Le jugement entrepris sera par conséquent infirmé de ce chef, et Mme [T] [Y] sera déboutée de sa demande d’indemnisation à ce titre.
3- Sur la remise des bulletins de paie et des documents de fin de contrat':
Considérant les développements qui précèdent, le jugement déféré sera également confirmé en ce qu’il a condamné sous astreinte la SAS Netino à remettre à Mme [T] [Y] l’ensemble des documents attestant de son emploi salarié au sein de l’entreprise pour la période du 20 juin au 03 juillet 2020 soit ses bulletins de salaire, son certificat de travail, son solde de tout compte et son attestation France Travail, sauf à dire que l’astreinte de 50 euros par document et par jour de retard ne courra qu’à l’expiration d’un délai de 15 jours suivant la signification du présent arrêt et pendant une durée de trois mois.
4- Sur les demandes accessoires
La SAS Netino succombant en ses prétentions à l’exclusion d’une, sera dès lors condamnée aux entiers dépens d’appel, qui seront recouvrés conformément aux règles de l’aide juridictionnelle, les dépens de première instance restant répartis ainsi que décidé par les premiers juges.

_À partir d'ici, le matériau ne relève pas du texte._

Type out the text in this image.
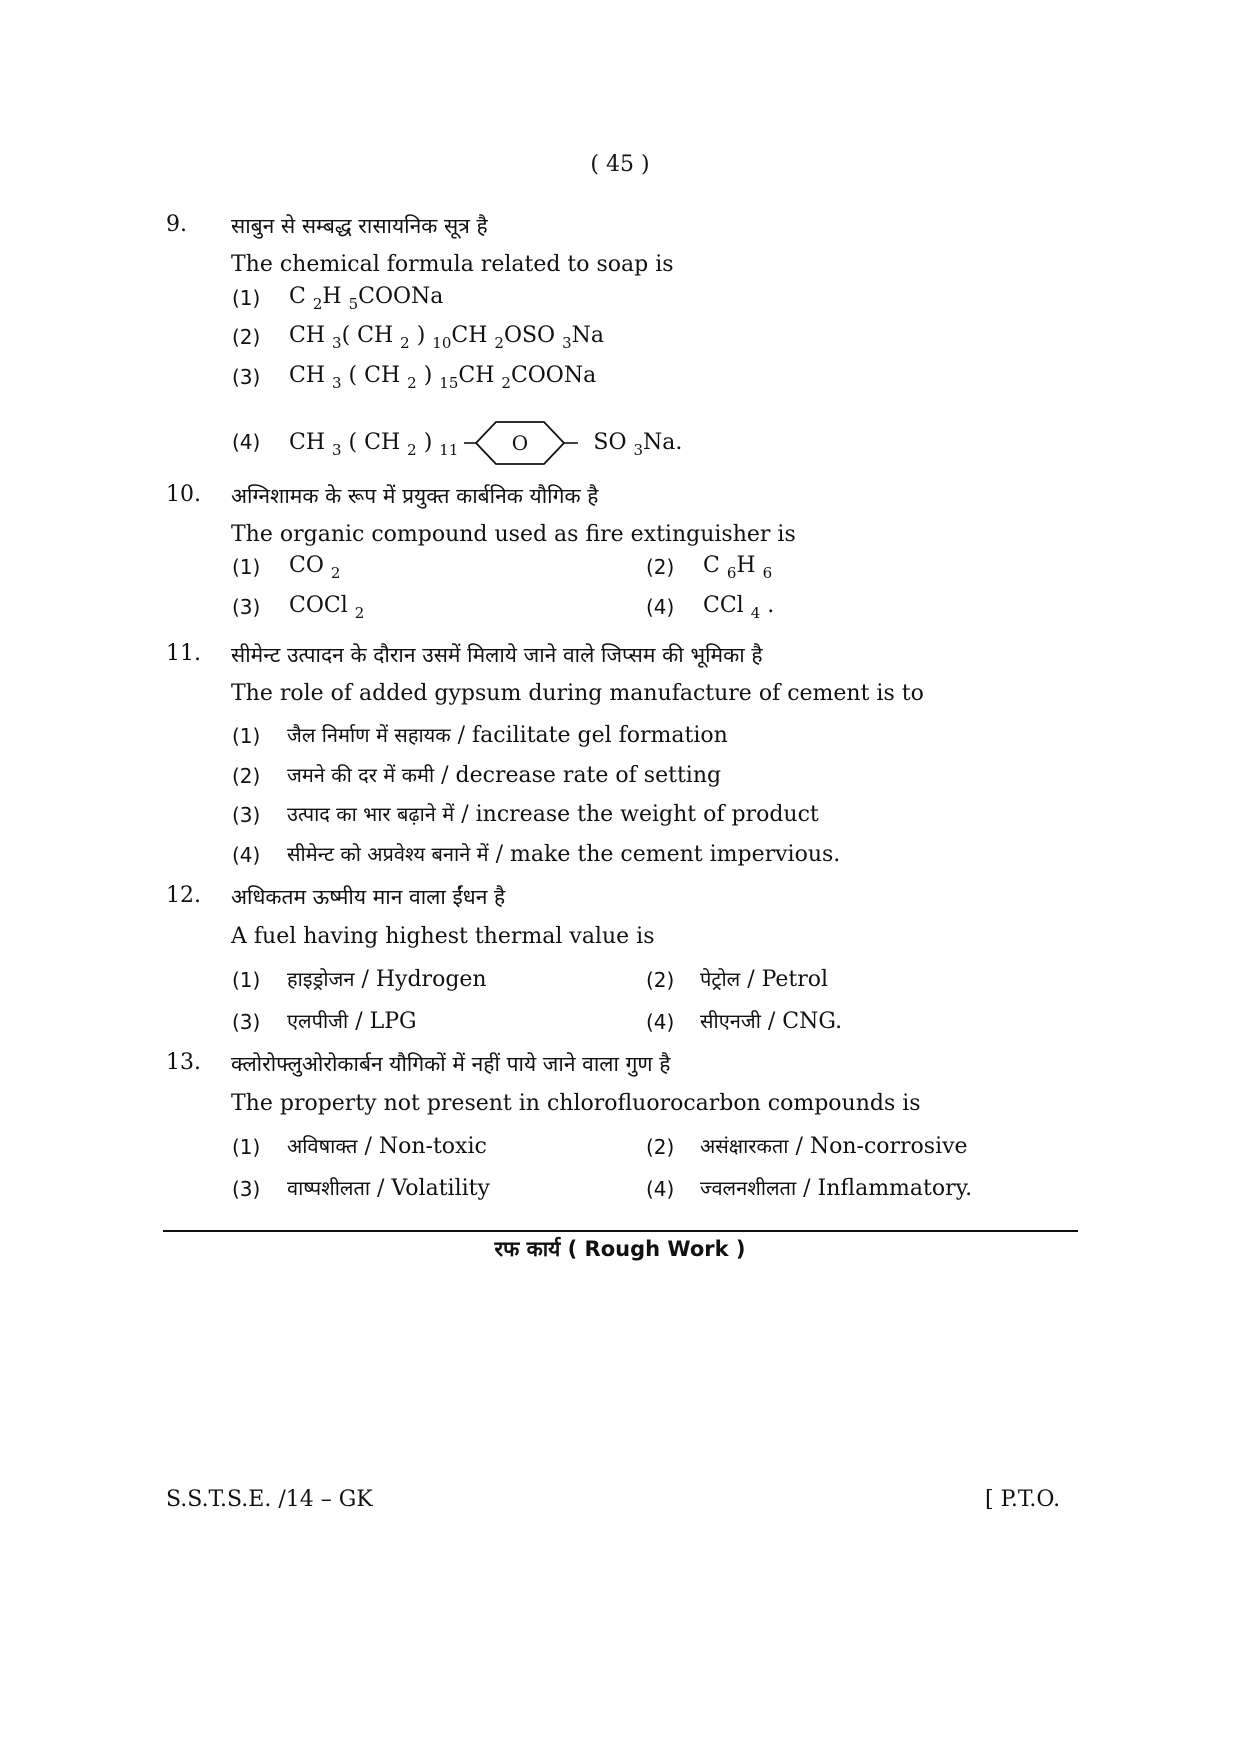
( 45 )
9. साबुन से सम्बद्ध रासायनिक सूत्र है
The chemical formula related to soap is
(1) C $_2$H $_5$COONa
(2) CH $_3$( CH $_2$ ) $_{10}$CH $_2$OSO $_3$Na
(3) CH $_3$ ( CH $_2$ ) $_{15}$CH $_2$COONa
(4) CH $_3$ ( CH $_2$ ) $_{11}$	O	SO $_3$Na.
10. अग्निशामक के रूप में प्रयुक्त कार्बनिक यौगिक है
The organic compound used as fire extinguisher is
(1) CO $_2$	(2) C $_6$H $_6$
(3) COCl $_2$	(4) CCl $_4$ .
11. सीमेन्ट उत्पादन के दौरान उसमें मिलाये जाने वाले जिप्सम की भूमिका है
The role of added gypsum during manufacture of cement is to
(1) जैल निर्माण में सहायक / facilitate gel formation
(2) जमने की दर में कमी / decrease rate of setting
(3) उत्पाद का भार बढ़ाने में / increase the weight of product
(4) सीमेन्ट को अप्रवेश्य बनाने में / make the cement impervious.
12. अधिकतम ऊष्मीय मान वाला ईंधन है
A fuel having highest thermal value is
(1) हाइड्रोजन / Hydrogen	(2) पेट्रोल / Petrol
(3) एलपीजी / LPG	(4) सीएनजी / CNG.
13. क्लोरोफ्लुओरोकार्बन यौगिकों में नहीं पाये जाने वाला गुण है
The property not present in chlorofluorocarbon compounds is
(1) अविषाक्त / Non-toxic	(2) असंक्षारकता / Non-corrosive
(3) वाष्पशीलता / Volatility	(4) ज्वलनशीलता / Inflammatory.
रफ कार्य ( Rough Work )
S.S.T.S.E. /14 – GK	[ P.T.O.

La SAS Netino sera par ailleurs déboutée de sa demande sur le fondement des dispositions de l’article 700 du code de procédure civile.
PAR CES MOTIFS
La cour, statuant par arrêt contradictoire mis à disposition au greffe,
Rejette la demande de la société Netino tendant à ce qu’il soit, avant dire droit, enjoint à Mme [T] [Y] de produire les éléments permettant de déterminer la part de cotisations sociales dont elle s’acquittait sur son chiffre d’affaires ou son revenu imposable pour l’année 2020';
Confirme le jugement rendu le 11 avril 2024 par le conseil des prud’hommes de Montbéliard entre la SAS Netino et Mme [T] [Y] sauf en ce qui concerne l’indemnité pour travail dissimulé et l’astreinte prononcée dans le cadre de la remise des documents de fin de contrat';
Statuant à nouveau des chefs infirmés':
Déboute Mme [T] [Y] de sa demande d’indemnisation pour travail dissimulé';
Condamne la SAS Netino à remettre à Mme [T] [Y] l’ensemble des documents attestant de son emploi salarié au sein de l’entreprise pour la période du 20 juin au 03 juillet 2020 soit ses bulletins de salaire, son certificat de travail, son solde de tout compte et son attestation France Travail, sous astreinte de 50 euros par document et par jour de retard à 1'expiration d’un délai de 15 jours suivant la signification du présent arrêt et pendant une durée de trois mois';
Y Ajoutant':
Déboute la SAS Netino de sa demande sur le fondement des dispositions de l’article 700 du code de procédure civile';
Condamne la SAS Netino aux entiers dépens d’appel, qui seront recouvrés conformément aux règles de l’aide juridictionnelle.
Ledit arrêt a été prononcé par mise à disposition au greffe le quatre novembre deux mille vingt cinq et signé par Christophe ESTEVE, Président de chambre, et Mme MERSON GREDLER, Greffière.